ゼロトラストに人材不足、今企業が抱える課題

 標的型攻撃やランサムウエアなど、サイバー攻撃による深刻な被害が後を絶たない。さらに新型コロナウイルスの影響によって、急激にテレワークが拡大したこともリスクの増大につながっている。攻撃者は、刻々と変わる状況の中で、最も成功率の高い手法を使って攻撃を行ってくる。これまで大丈夫だったから、これからも大丈夫――。そんな楽観論は通用しない。

 「具体的には、従業員がオフィスにいることを前提としていたころの守り方では、もはや対応は困難です。以前は企業内を安全と見なし、外部と内部の『境界』で防御を行うのが主流でしたが、テレワークによって守るべきユーザーやデバイス、データの多くが社外に存在するようになっています。これからは、場所やネットワークに依存しないセキュリティ対策が求められます」とソフトバンクで法人向けセキュリティサービスを担当する芝田文氏は言う。

ソフトバンク株式会社 法人プロダクト&事業戦略本部 セキュリティ事業統括部 セキュリティサービス第1部 サービス企画1課 課長代行 芝田 文氏
ソフトバンク株式会社 法人プロダクト&事業戦略本部 セキュリティ事業統括部 セキュリティサービス第1部 サービス企画1課 課長代行 芝田 文氏

 課題はそれだけではない。数年来指摘されているセキュリティ人材の慢性的な不足は、ほとんど解消されていない。人材が限られるため、専任のセキュリティ担当者やセキュリティ部署を設置せず、IT部門が兼任しているケースはまだ多い。

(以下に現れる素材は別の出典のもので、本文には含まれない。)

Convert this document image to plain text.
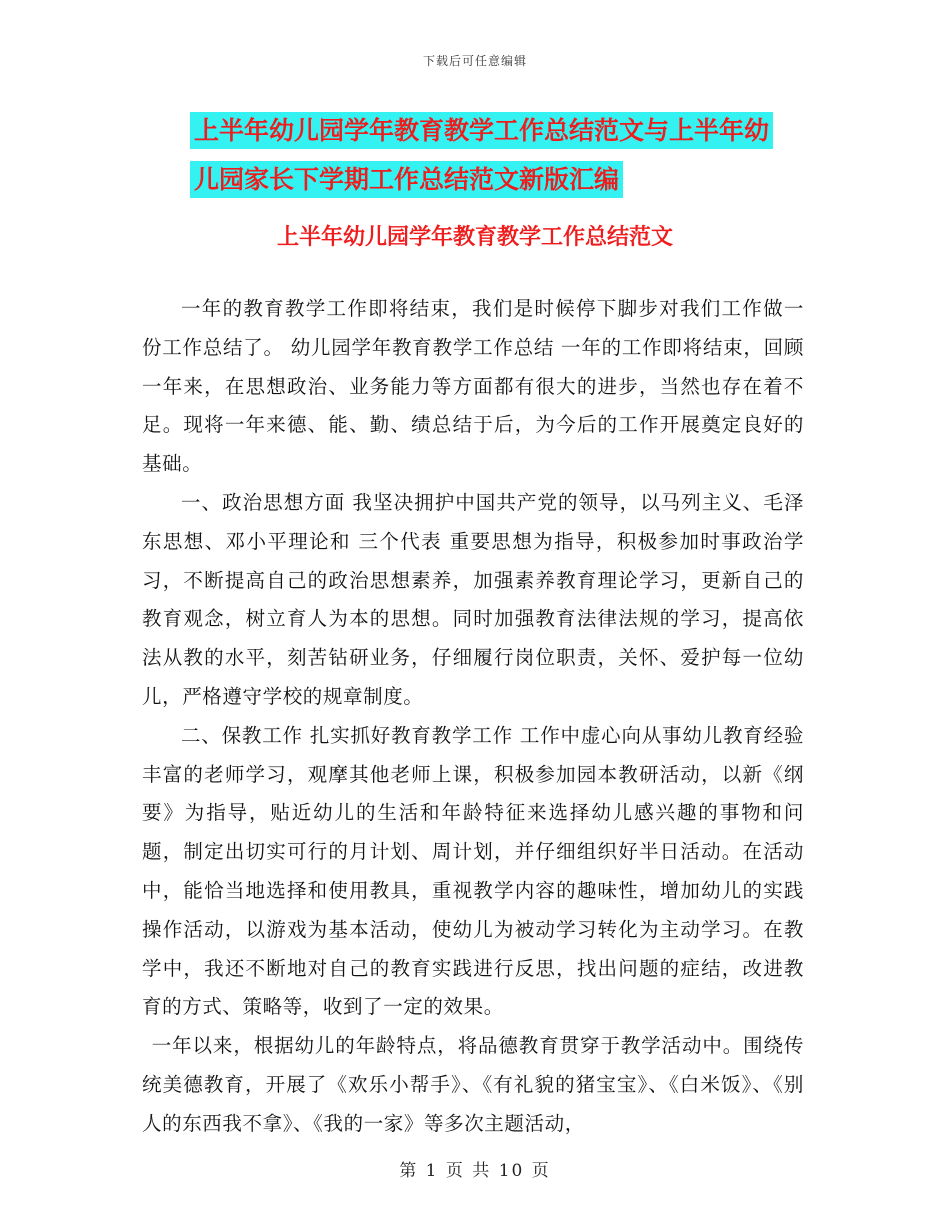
下载后可任意编辑
上半年幼儿园学年教育教学工作总结范文与上半年幼
儿园家长下学期工作总结范文新版汇编
上半年幼儿园学年教育教学工作总结范文

一年的教育教学工作即将结束，我们是时候停下脚步对我们工作做一份工作总结了。 幼儿园学年教育教学工作总结 一年的工作即将结束，回顾一年来，在思想政治、业务能力等方面都有很大的进步，当然也存在着不足。现将一年来德、能、勤、绩总结于后，为今后的工作开展奠定良好的基础。

一、政治思想方面 我坚决拥护中国共产党的领导，以马列主义、毛泽东思想、邓小平理论和 三个代表 重要思想为指导，积极参加时事政治学习，不断提高自己的政治思想素养，加强素养教育理论学习，更新自己的教育观念，树立育人为本的思想。同时加强教育法律法规的学习，提高依法从教的水平，刻苦钻研业务，仔细履行岗位职责，关怀、爱护每一位幼儿，严格遵守学校的规章制度。

二、保教工作 扎实抓好教育教学工作 工作中虚心向从事幼儿教育经验丰富的老师学习，观摩其他老师上课，积极参加园本教研活动，以新《纲要》为指导，贴近幼儿的生活和年龄特征来选择幼儿感兴趣的事物和问题，制定出切实可行的月计划、周计划，并仔细组织好半日活动。在活动中，能恰当地选择和使用教具，重视教学内容的趣味性，增加幼儿的实践操作活动，以游戏为基本活动，使幼儿为被动学习转化为主动学习。在教学中，我还不断地对自己的教育实践进行反思，找出问题的症结，改进教育的方式、策略等，收到了一定的效果。

一年以来，根据幼儿的年龄特点，将品德教育贯穿于教学活动中。围绕传统美德教育，开展了《欢乐小帮手》、《有礼貌的猪宝宝》、《白米饭》、《别人的东西我不拿》、《我的一家》等多次主题活动，

第 1 页 共 10 页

 「人手だけでなく、セキュリティに関するノウハウが少ないため、どうやって対策を強化するか、インシデント発生時の対処フローをどうするかなど、何から手を付ければよいのかが分からないという声を多く聞きます」と同チームの池田晴彦氏は話す。

ソフトバンク株式会社 法人プロダクト&事業戦略本部 セキュリティ事業統括部 セキュリティサービス第1部 池田 晴彦氏
ソフトバンク株式会社 法人プロダクト&事業戦略本部 セキュリティ事業統括部 セキュリティサービス第1部 池田 晴彦氏

 また、効果を明示的に示すことが難しいセキュリティ対策に、多くの予算は投下できないというのが企業の本音だ。働き方や求められるセキュリティが変わる中、限られた人材と予算で、いかに対策を強化するか。セキュリティを取り巻く環境は非常に厳しい。